Ghana has struck a deal with the International Monetary Fund aimed at stabilising its troubled economy.
The three-year deal follows months of talks prompted by the government's failure to meet targets on inflation, the budget deficit and growth.
The Ghanaian economy had been expanding at about 8% annually on the back of gold, cocoa and oil exports.
However, growth fell to 4.2% in 2014 as commodity prices fell and the currency depreciated.
The economic crisis has led to severe power shortages.
President John Dramani Mahama told parliament that he intended to fix the shortages, rather than "manage them".
Analysis: Akwasi Sarpong; BBC Africa
The IMF deal is a bitter bill for Ghana to swallow.
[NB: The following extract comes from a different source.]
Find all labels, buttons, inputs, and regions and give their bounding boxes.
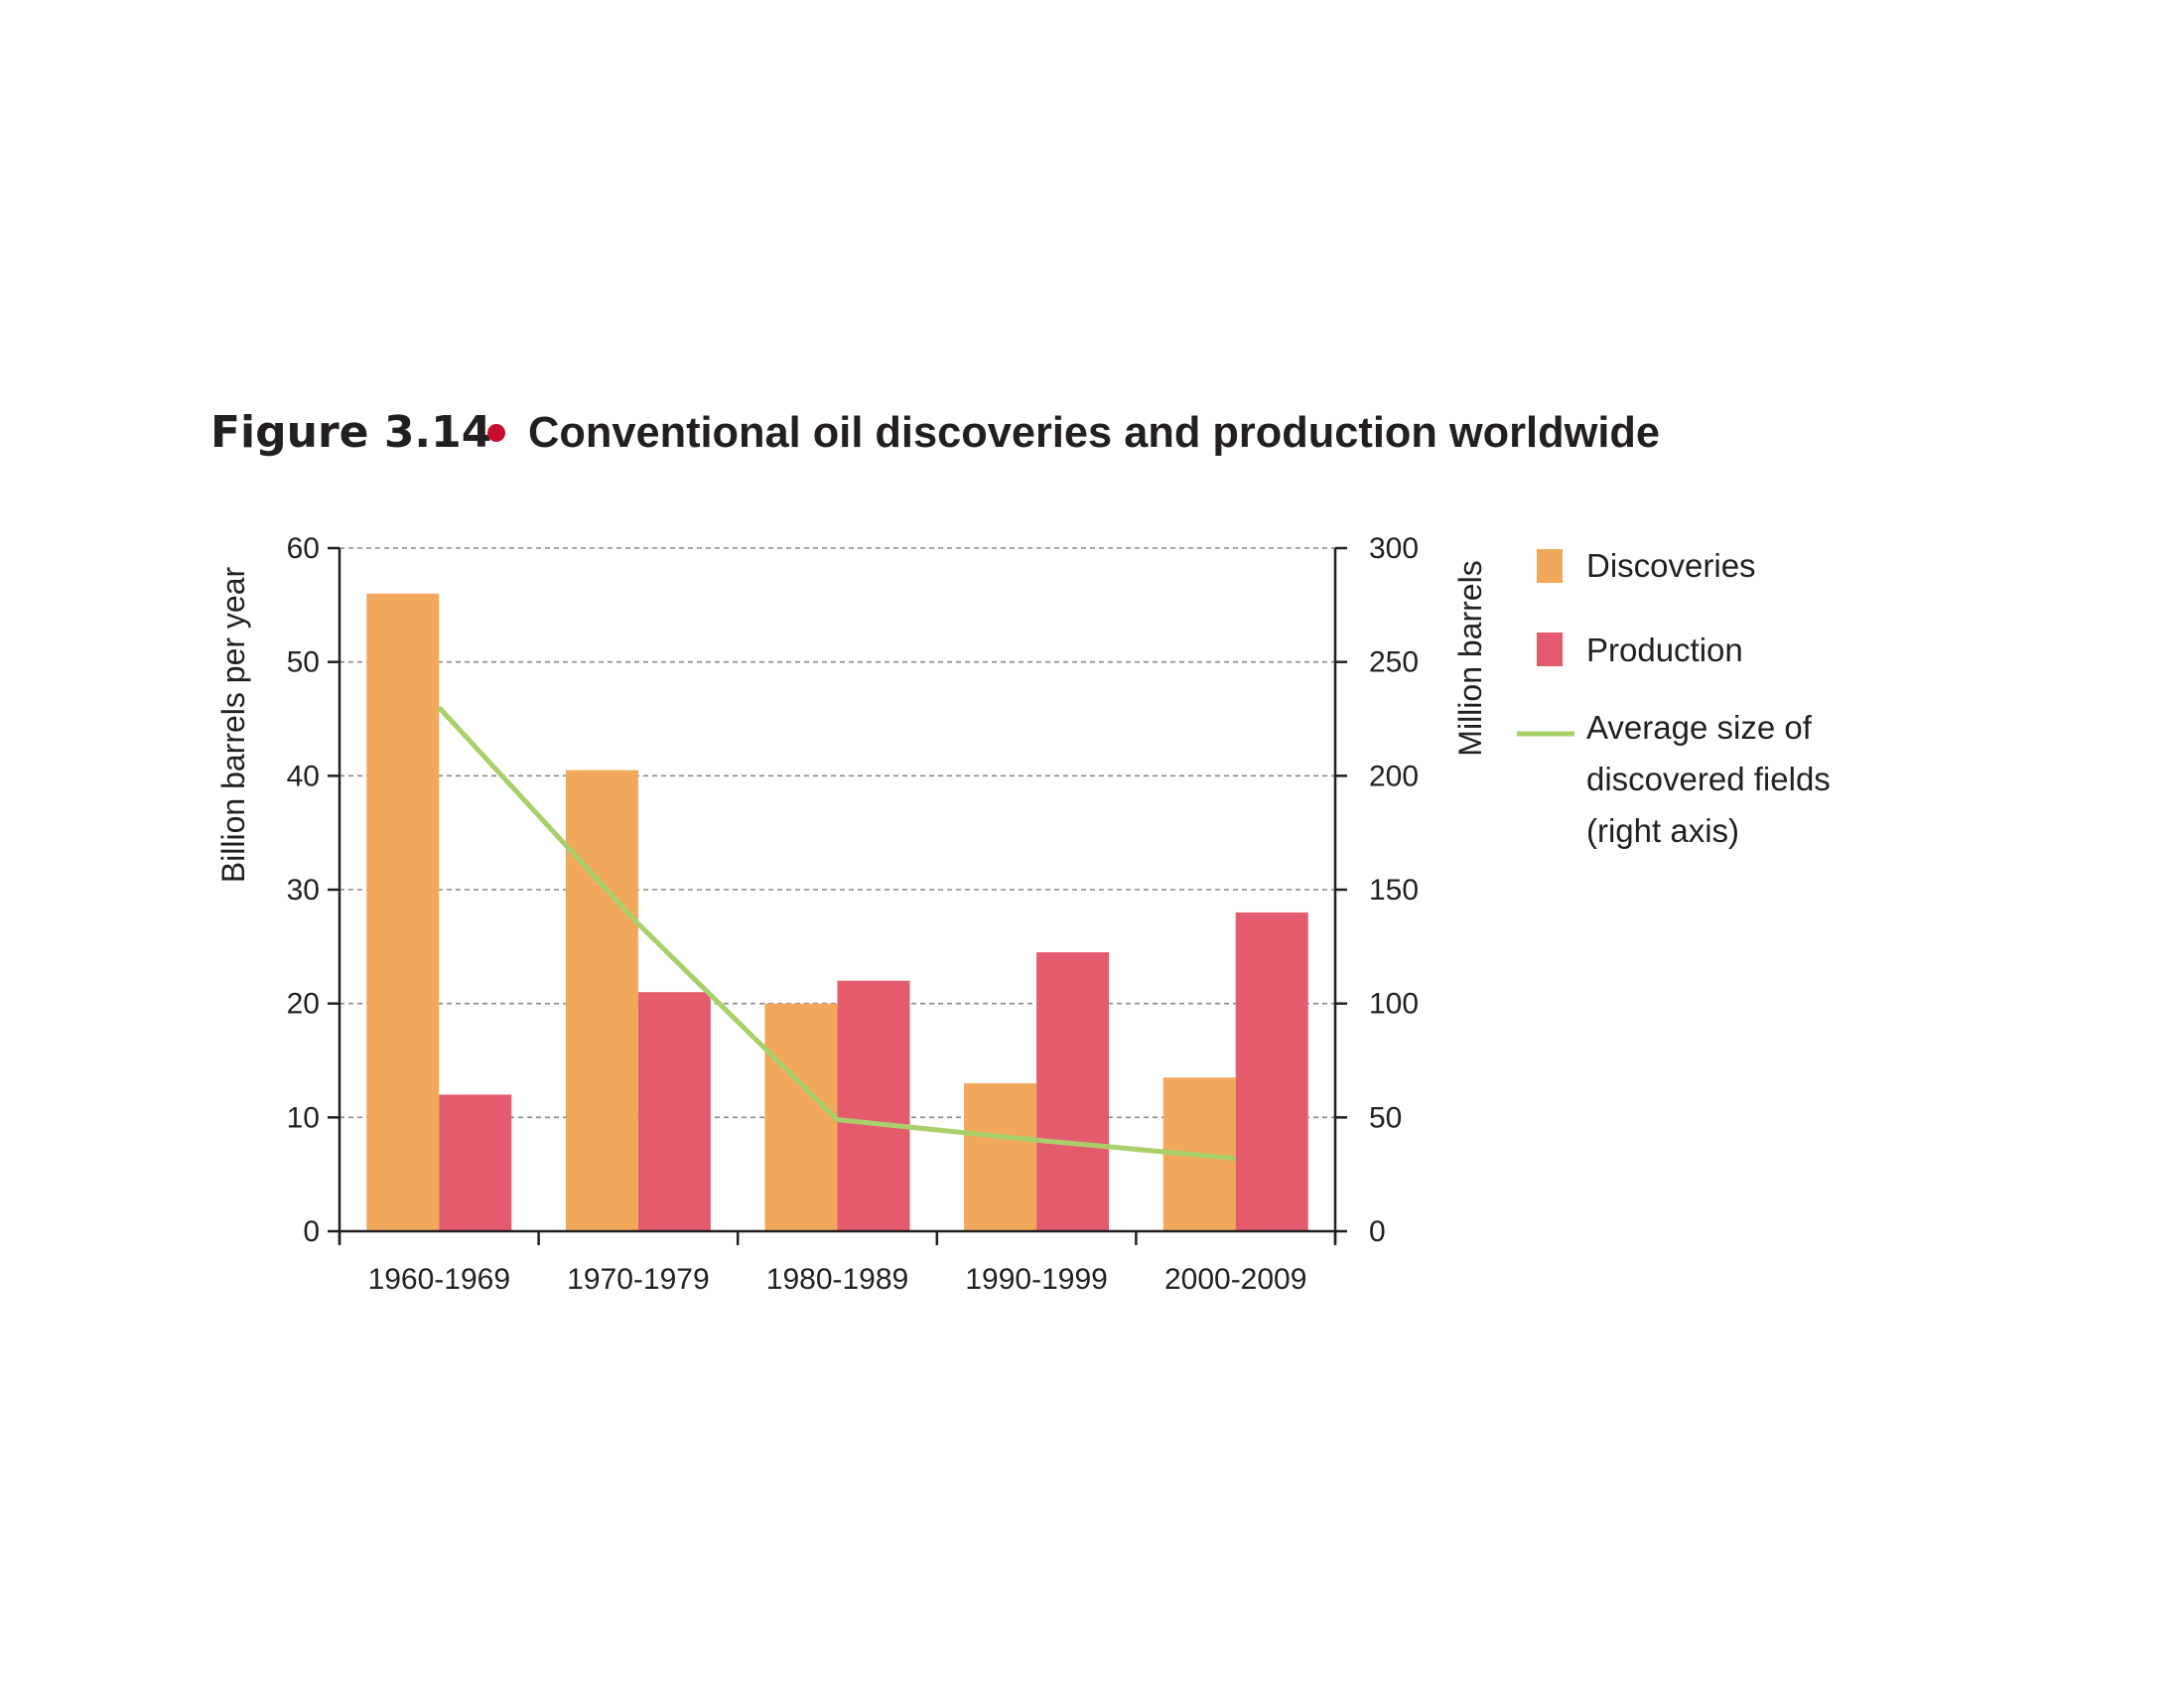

People are eager to forget the harsh economic conditions of the 1980s under structural economic adjustment programmes.
This bailout is considered necessary for the restoration of investor confidence in a struggling economy beset by crippling electricity black-outs.
But President John Mahama's administration has a tough job ahead implementing austerity measures being prescribed by the IMF - a likely increase in fuel prices as a 17% petroleum tax is imposed, a freeze on hiring public sector workers and an end to costly energy subsidies.
Many Ghanaians will be asking the government tough questions about the use of taxes and revenue following the discovery of oil in recent years.
The IMF will provide Ghana with loans worth about $940m in instalments, beginning in April.
Joel Toujas-Bernate, head of the IMF's Africa division, said the short-term priority was to stabilise Ghana's economy.
Finance minister Seth Terkper said the agreement was expected to "make markets to react more positively" and encourage more support from donors.
The IMF now expects inflation in Ghana to fall to between 11% and 12% by the end of the year.
Growth should come in at 3.5% in 2015, it said, rising to between 5% and 6% by 2017.